こうしてTBS放送のドラマながら、制作にCAL、制作協力に東映とクレジットされてOPに「TBS」の
クレジットがない前代未聞の作品がスタートする。

途中、東宝の看板役者森繁の起用断念等のトラブルもあったが、放送開始してみると最終回は20%超の大ヒット。
こうしていよいよTBSと逸見さんの主導権争いは決着した。
元TBS編成企画部:田原茂行氏曰く
『水戸黄門』は、松下電器の担当者と電通が松下幸之助の好みを意識してもちこんだとみられる
問答無用の企画であったが、この番組の成功は、やがてこの時間枠の企画決定の主導権争いに
終止符をうつウルトラCとなり、われわれの入れない領域が生まれる結果になった』

 

逸見さんも「真田幸村」でTBSサイドと揉めて失敗に終わった事も
あってTBSの目が届く東京での撮影は回避したくなり、京都での撮影にこだわった。
そこで時代劇のメッカだった東映の岡田社長を訪ねて東映京都で番組を制作できる環境を整えた。

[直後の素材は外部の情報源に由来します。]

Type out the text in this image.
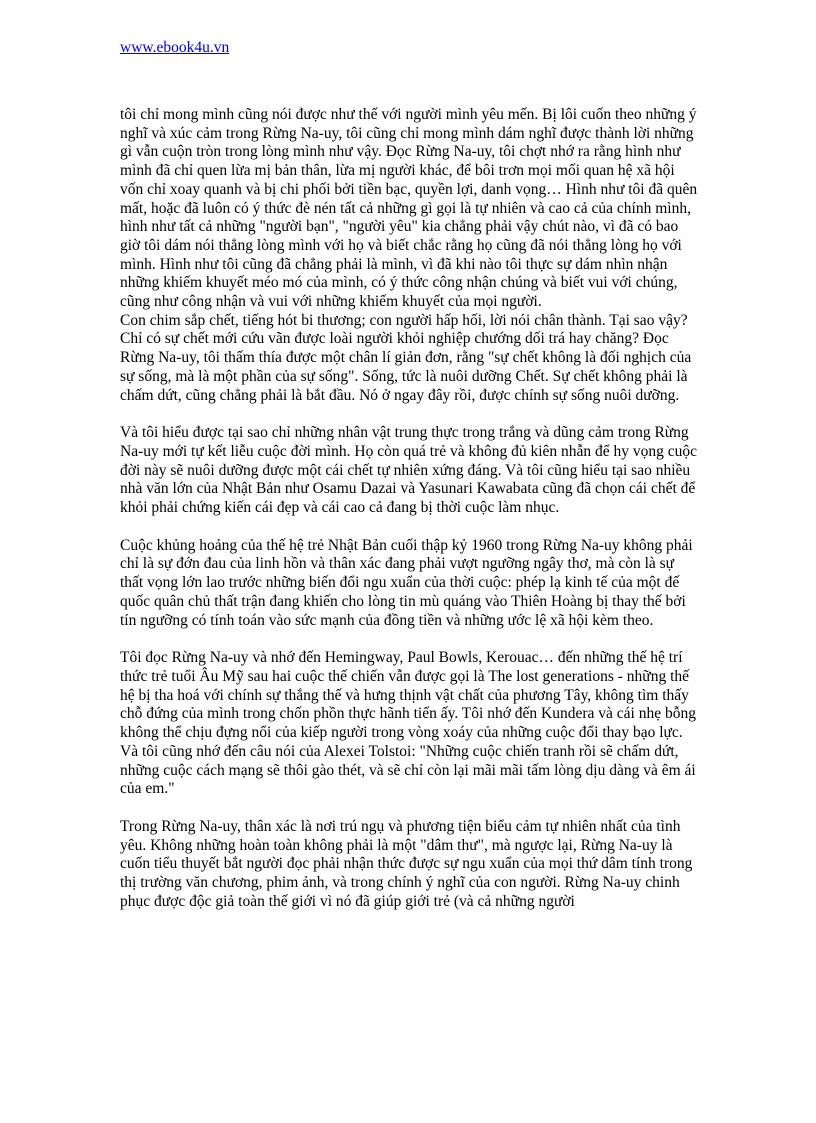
www.ebook4u.vn

tôi chỉ mong mình cũng nói được như thế với người mình yêu mến. Bị lôi cuốn theo những ý nghĩ và xúc cảm trong Rừng Na-uy, tôi cũng chỉ mong mình dám nghĩ được thành lời những gì vẫn cuộn tròn trong lòng mình như vậy. Đọc Rừng Na-uy, tôi chợt nhớ ra rằng hình như mình đã chỉ quen lừa mị bản thân, lừa mị người khác, để bôi trơn mọi mối quan hệ xã hội vốn chỉ xoay quanh và bị chi phối bởi tiền bạc, quyền lợi, danh vọng… Hình như tôi đã quên mất, hoặc đã luôn có ý thức đè nén tất cả những gì gọi là tự nhiên và cao cả của chính mình, hình như tất cả những "người bạn", "người yêu" kia chẳng phải vậy chút nào, vì đã có bao giờ tôi dám nói thẳng lòng mình với họ và biết chắc rằng họ cũng đã nói thẳng lòng họ với mình. Hình như tôi cũng đã chẳng phải là mình, vì đã khi nào tôi thực sự dám nhìn nhận những khiếm khuyết méo mó của mình, có ý thức công nhận chúng và biết vui với chúng, cũng như công nhận và vui với những khiếm khuyết của mọi người.

Con chim sắp chết, tiếng hót bi thương; con người hấp hối, lời nói chân thành. Tại sao vậy? Chỉ có sự chết mới cứu vãn được loài người khỏi nghiệp chướng dối trá hay chăng? Đọc Rừng Na-uy, tôi thấm thía được một chân lí giản đơn, rằng "sự chết không là đối nghịch của sự sống, mà là một phần của sự sống". Sống, tức là nuôi dưỡng Chết. Sự chết không phải là chấm dứt, cũng chẳng phải là bắt đầu. Nó ở ngay đây rồi, được chính sự sống nuôi dưỡng.

Và tôi hiểu được tại sao chỉ những nhân vật trung thực trong trắng và dũng cảm trong Rừng Na-uy mới tự kết liễu cuộc đời mình. Họ còn quá trẻ và không đủ kiên nhẫn để hy vọng cuộc đời này sẽ nuôi dưỡng được một cái chết tự nhiên xứng đáng. Và tôi cũng hiểu tại sao nhiều nhà văn lớn của Nhật Bản như Osamu Dazai và Yasunari Kawabata cũng đã chọn cái chết để khỏi phải chứng kiến cái đẹp và cái cao cả đang bị thời cuộc làm nhục.

Cuộc khủng hoảng của thế hệ trẻ Nhật Bản cuối thập kỷ 1960 trong Rừng Na-uy không phải chỉ là sự đớn đau của linh hồn và thân xác đang phải vượt ngưỡng ngây thơ, mà còn là sự thất vọng lớn lao trước những biến đổi ngu xuẩn của thời cuộc: phép lạ kinh tế của một đế quốc quân chủ thất trận đang khiến cho lòng tin mù quáng vào Thiên Hoàng bị thay thế bởi tín ngưỡng có tính toán vào sức mạnh của đồng tiền và những ước lệ xã hội kèm theo.

Tôi đọc Rừng Na-uy và nhớ đến Hemingway, Paul Bowls, Kerouac… đến những thế hệ trí thức trẻ tuổi Âu Mỹ sau hai cuộc thế chiến vẫn được gọi là The lost generations - những thế hệ bị tha hoá với chính sự thắng thế và hưng thịnh vật chất của phương Tây, không tìm thấy chỗ đứng của mình trong chốn phồn thực hãnh tiến ấy. Tôi nhớ đến Kundera và cái nhẹ bỗng không thể chịu đựng nổi của kiếp người trong vòng xoáy của những cuộc đổi thay bạo lực. Và tôi cũng nhớ đến câu nói của Alexei Tolstoi: "Những cuộc chiến tranh rồi sẽ chấm dứt, những cuộc cách mạng sẽ thôi gào thét, và sẽ chỉ còn lại mãi mãi tấm lòng dịu dàng và êm ái của em."

Trong Rừng Na-uy, thân xác là nơi trú ngụ và phương tiện biểu cảm tự nhiên nhất của tình yêu. Không những hoàn toàn không phải là một "dâm thư", mà ngược lại, Rừng Na-uy là cuốn tiểu thuyết bắt người đọc phải nhận thức được sự ngu xuẩn của mọi thứ dâm tính trong thị trường văn chương, phim ảnh, và trong chính ý nghĩ của con người. Rừng Na-uy chinh phục được độc giả toàn thế giới vì nó đã giúp giới trẻ (và cả những người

結果黄門の成功で逸見さんも東映に絶大的な信頼を寄せるようになり、

1976年(7部の頃)に赤字だった東映京都を解散する話が出来て
水戸黄門も東京で制作するという話が出た時には「どうしても京都でやりたい、
新しい会社を立ち上げてくれ」と岡田社長に頼み込んで、組織をスリムにした
東映太秦映像を立ち上げて貰い京都での制作を続行させた。